In May, just as Nuzzi’s book was being published and Gabriele arrested, Ettore Gotti Tedeschi, the president of the Istituto per le Opere di Religioni (a.k.a. the Vatican Bank), under investigation for money laundering, was relieved of his duties: the post is currently unoccupied. We are still some way, however, from the financial scandals of the 1970s and 1980s, when the Vatican Bank, then under the stewardship of Paul ‘You can’t run the Church on Hail Marys’ Marcinkus, counted among its advisers Michele Sindona, who also laundered the Gambino Family’s heroin receipts (he died in jail of cyanide poisoning in 1986, two years into a life sentence for his part in the murder of the lawyer charged with liquidating his banks), and had to shell out millions in compensation after the collapse of Banco Ambrosiano, of which it was the major shareholder.
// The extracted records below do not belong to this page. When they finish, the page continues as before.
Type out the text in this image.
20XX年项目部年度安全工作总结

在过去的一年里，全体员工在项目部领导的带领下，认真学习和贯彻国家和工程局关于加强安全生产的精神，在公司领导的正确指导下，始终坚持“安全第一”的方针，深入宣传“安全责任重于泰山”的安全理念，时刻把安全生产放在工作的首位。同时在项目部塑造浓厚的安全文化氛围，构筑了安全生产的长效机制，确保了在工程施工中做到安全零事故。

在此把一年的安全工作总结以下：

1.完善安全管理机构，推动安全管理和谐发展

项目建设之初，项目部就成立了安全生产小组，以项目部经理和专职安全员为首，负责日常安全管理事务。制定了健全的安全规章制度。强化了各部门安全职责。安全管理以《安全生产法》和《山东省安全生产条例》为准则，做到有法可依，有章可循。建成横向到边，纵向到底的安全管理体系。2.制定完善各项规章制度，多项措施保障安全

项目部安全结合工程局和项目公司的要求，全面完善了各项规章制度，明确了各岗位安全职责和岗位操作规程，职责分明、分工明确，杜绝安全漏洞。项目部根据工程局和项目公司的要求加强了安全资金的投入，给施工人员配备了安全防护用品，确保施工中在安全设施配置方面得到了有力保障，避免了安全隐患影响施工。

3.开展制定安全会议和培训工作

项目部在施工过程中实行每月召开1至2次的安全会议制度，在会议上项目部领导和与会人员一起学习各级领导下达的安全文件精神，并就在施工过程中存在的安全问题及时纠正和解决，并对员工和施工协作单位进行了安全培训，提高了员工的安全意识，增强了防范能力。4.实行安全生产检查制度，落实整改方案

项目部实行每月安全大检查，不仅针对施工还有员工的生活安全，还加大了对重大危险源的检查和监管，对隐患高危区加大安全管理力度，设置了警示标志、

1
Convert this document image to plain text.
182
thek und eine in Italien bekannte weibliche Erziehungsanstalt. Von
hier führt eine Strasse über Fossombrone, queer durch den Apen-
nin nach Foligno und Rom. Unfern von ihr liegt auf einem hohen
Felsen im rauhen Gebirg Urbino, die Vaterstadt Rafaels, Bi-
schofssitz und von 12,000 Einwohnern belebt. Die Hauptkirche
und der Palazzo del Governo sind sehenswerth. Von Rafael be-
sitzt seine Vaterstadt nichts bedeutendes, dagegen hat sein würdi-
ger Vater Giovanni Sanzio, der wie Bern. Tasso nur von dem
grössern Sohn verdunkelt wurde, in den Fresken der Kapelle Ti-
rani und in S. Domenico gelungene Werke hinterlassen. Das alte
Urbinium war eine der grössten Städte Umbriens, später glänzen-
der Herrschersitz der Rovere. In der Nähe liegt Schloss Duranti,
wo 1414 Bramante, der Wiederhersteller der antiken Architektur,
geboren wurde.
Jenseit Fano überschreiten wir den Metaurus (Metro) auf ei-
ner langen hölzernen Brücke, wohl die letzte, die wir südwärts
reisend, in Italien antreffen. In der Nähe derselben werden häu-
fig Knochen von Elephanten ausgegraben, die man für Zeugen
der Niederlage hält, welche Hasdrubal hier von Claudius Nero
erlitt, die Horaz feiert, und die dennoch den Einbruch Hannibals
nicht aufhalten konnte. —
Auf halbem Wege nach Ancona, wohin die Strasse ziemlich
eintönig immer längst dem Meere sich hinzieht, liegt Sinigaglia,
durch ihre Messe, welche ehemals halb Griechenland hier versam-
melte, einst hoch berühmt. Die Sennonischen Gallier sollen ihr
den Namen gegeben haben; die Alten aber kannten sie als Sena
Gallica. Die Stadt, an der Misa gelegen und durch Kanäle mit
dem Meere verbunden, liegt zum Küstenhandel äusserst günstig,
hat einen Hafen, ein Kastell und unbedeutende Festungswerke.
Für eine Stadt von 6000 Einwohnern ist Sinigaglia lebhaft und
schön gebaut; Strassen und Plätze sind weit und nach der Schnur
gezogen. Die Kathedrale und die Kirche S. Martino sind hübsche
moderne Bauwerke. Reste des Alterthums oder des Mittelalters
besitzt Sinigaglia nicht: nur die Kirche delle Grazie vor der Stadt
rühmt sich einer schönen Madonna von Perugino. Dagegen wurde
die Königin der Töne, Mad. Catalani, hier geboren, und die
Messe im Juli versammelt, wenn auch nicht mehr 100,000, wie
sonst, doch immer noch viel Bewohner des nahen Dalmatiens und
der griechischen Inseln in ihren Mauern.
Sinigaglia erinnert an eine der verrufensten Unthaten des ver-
No one, yet, has been found hanging beneath Blackfriars Bridge, though last summer a senior administrator at a bankrupt hospital in Milan that the Vatican was interested in buying up shot himself.

Even if you can’t follow all the tangled threads (and I certainly can’t), the overwhelming impression left by Nuzzi’s book, and the whole Vatileaks saga, is that the Vatican is seething with conspiracy, faction, infighting, self-interest, venality and back-stabbing. (When do they find time to pray?) The counteraccusations haven’t been slow in coming, including strong hints that the leaks are part of an orchestrated campaign against Bertone. The National Catholic Reporter said of a TV interview the cardinal gave in June: ‘perhaps the most striking element … is Bertone’s comment that the leaking of confidential documents seems “carefully aimed, and sometimes also ferocious, destructive and organised”. That language would seem to lend credence to the theory that whatever the butler’s role may have been, he did not act alone, and that there’s a larger agenda behind the leaks.’ La Repubblica’s anonymous columnist on Church affairs, ‘Il Monsignore’, reported within days of the Gabriele verdict that the word on the cloister is that the butler was a fall guy and ‘the crow is still circling’.